As a fiscal goal for Georgetown, divestment has been labeled as many things, from morally imperative to practically impossible. Last week, GU Fossil Free proved that divestment is not a pipe dream but rather a university-wide conversation worth having.
By a margin of 17 to six, the Georgetown University Student Association senate passed a resolution backing GU Fossil Free on Nov. 24. The vote came less than a month after GU Fossil Free’s leadership decided to pursue a student association resolution instead of a student-wide referendum in fear of ambiguous results.
With a GUSA resolution on the table, it would be a mistake for the university to believe that the only response is to either divest or to refuse to do so. Rather, if the administration takes its commitment to dialogue seriously, it should take this resolution as a sign that even if the campus community does not wholeheartedly support divestment, now is the time to talk about it. Public forums on the issue could be used to begin a more inclusive and informed dialogue between students, faculty and administrators outside of GU Fossil Free. Such forums would be another encouraging sign that the university values student input on more salient campus issues than architectural preferences and dining options.

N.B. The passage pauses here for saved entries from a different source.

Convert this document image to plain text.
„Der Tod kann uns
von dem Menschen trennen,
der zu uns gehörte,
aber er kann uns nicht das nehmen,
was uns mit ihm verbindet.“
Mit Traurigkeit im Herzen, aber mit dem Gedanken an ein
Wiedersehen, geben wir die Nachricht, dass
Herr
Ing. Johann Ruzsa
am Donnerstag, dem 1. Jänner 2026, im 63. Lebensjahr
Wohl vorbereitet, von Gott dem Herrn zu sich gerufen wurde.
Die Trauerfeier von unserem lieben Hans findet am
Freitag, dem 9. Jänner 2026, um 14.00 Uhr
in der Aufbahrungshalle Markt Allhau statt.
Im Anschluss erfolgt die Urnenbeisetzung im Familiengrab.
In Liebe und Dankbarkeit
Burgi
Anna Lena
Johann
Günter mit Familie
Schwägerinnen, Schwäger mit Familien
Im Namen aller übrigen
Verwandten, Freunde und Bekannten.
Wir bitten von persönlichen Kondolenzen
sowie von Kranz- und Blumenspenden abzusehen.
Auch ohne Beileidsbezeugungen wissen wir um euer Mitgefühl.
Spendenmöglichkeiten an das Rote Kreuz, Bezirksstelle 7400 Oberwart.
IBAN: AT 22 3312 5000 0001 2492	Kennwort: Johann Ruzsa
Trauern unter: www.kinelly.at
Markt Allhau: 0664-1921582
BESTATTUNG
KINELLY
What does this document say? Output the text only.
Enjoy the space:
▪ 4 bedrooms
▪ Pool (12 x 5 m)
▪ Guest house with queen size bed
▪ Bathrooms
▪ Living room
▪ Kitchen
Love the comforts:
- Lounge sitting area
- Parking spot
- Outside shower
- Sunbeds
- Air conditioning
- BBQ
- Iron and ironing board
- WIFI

The GUSA vote helped to legitimize GU Fossil Free and prove that students are eager to seriously consider the pros and cons of divestment. With minimal attention from the university administration, however, student discussion on divestment remains uninformed and possibly unproductive. The university’s investments are not currently public, and clarifying exactly what GU Fossil Free is up against would be an important step. We do not know how much of the university’s finances are tied to fossil fuels, whether or not divestment would have a deleterious effect on scholarship funding or if the university has investments in any other kinds of unsavory corporations. To proceed effectively, these questions must be addressed.
Now that GUSA has stamped GU Fossil Free with a badge of approval, the divestment conversation is at a watershed moment. The next move belongs to university administrators. We hope they consider the benefits of making divestment a more public debate.